YÖK’ün aldığı yeni önlem yeterli mi?

YÖK, yükseltilmeyi atamadan ayıracak köklü bir çözüm bulmak zorunda.

Muhammet Şakiroğlu msakiroglu@gmail.com

Üniversitelerde akademik kadro ilanlarında kişiyi tarif eden açıklamalar uzun süredir kamuoyunda tartışılıyor. Bunun en temel sebebi, kamuya ait ilanlarda bir kişinin ismi yazılmadan tarif edildiğine dair intiba.

Bu intibaı pekiştiren ilanlar arttıkça kamuoyunun baskısı ve YÖK’ün rahatsızlığı da arttı.  Bu durumun önüne geçmek amacıyla YÖK, Öğretim Üyeliğine Yükseltilme ve Atanma Yönetmeliğinde değişiklik yaptı ve değişiklik 9 Mart 2021 tarihinde Resmi Gazetede yayımlanarak yürürlüğe girdi.

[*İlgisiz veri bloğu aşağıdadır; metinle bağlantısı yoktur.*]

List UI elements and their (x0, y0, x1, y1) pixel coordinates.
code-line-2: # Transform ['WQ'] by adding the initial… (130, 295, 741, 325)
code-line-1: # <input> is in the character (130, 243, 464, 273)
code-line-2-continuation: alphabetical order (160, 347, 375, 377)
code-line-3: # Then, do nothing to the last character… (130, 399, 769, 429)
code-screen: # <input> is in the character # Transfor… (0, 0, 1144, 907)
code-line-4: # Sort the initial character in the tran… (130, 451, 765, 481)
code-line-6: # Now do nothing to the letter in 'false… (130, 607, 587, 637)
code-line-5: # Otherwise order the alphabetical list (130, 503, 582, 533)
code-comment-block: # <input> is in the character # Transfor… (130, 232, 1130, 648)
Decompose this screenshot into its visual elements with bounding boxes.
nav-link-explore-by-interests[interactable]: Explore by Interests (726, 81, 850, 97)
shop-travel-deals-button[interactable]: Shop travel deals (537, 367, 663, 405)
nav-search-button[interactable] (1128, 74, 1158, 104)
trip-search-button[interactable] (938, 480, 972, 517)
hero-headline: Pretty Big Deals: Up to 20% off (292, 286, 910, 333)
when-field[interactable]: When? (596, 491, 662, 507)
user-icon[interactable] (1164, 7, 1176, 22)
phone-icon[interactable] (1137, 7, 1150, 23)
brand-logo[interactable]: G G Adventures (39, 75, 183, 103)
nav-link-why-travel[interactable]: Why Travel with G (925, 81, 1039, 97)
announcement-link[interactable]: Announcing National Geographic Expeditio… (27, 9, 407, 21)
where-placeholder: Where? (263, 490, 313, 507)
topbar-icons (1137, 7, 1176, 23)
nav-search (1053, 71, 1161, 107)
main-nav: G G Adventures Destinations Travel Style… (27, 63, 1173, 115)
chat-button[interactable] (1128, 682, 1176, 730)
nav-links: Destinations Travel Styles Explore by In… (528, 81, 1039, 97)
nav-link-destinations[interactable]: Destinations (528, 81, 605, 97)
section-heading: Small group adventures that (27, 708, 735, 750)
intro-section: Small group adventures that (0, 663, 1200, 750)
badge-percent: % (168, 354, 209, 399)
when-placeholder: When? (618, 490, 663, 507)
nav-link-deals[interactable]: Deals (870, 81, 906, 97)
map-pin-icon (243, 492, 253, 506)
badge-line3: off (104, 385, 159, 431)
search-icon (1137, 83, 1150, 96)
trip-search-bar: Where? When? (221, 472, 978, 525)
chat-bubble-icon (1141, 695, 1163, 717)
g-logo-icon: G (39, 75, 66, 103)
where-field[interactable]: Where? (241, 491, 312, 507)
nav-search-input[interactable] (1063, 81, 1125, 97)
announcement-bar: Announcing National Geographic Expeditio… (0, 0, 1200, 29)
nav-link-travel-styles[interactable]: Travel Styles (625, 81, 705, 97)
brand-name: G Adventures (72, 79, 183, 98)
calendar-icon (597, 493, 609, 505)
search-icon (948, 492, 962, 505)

Değişiklikle 12 Haziran 2018 tarihli Öğretim Üyeliğine Yükseltilme ve Atanma Yönetmeliğinin "genel şartları" düzenleyen maddesine, "İlana başvuru koşulu olarak adayların lisansüstü tez veya uzmanlık tezi adlarının bir kısmı veya tamamı yazılamayacağı gibi ilanda sadece belirli bir adayı tanımlayan özel şartlara da yer verilemez." fıkrası eklendi.

Konuyu birkaç kez gündeme getirmiş, akademideki bu çarpıklığın sebebini ortaya koymuş ve çözümünü de önermiştim.

Anlaşılmadığından yeniden izah edeyim.

Maalesef şu an yürürlükteki yükseköğretim mevzuatında akademik kadrolarda yükseltilme öngörülmemiş. Tüm karmaşanın ve yanlışlıkların asıl sebebi de bu. Örneğin Üniversiteler Arası Kurul tarafından yapılan değerlendirme sonrasında doçentlik unvanını alan ve halen üniversitede Dr. Öğretim üyesi kadrosunda çalışan bir akademisyenin doçentliğe yükseltilmesi yapılamamaktadır. Aynı şekilde profesörlüğü hak etmiş bir doçent öğretim üyesi de bu kadroya yükseltilememekte.

Mevcut yasal çerçeve her yükseltilmeyi sanki yeniden bir öğretim üyesi alınacakmış gibi ulusal düzeyde bir kadro ilanı ile çözmektedir. Yani Dr. Öğretim üyesi, doçent veya profesörlük kadro ve unvanını hak etmiş öğretim üyelerinin veya elemanlarının bu kadrolara atanabilmesi için o bölüme yeni bir öğretim üyesi alınacakmış gibi ilan verilmesi gerekiyor.  

Bu aslında binbaşı olmaya hak kazanmış bir yüzbaşı için ordunun ilan açıp başvuru alması ve gelen başvurulardan seçim yapmasına benziyor. Elbette terfi etmeye hak kazanmış bir asker için ilana çıkmak saçma. Aynı durum akademisyenler için de geçerli. Ama kanun ve yönetmelik, hak eden akademisyene kadrosunu vermeyi öngörmüyor.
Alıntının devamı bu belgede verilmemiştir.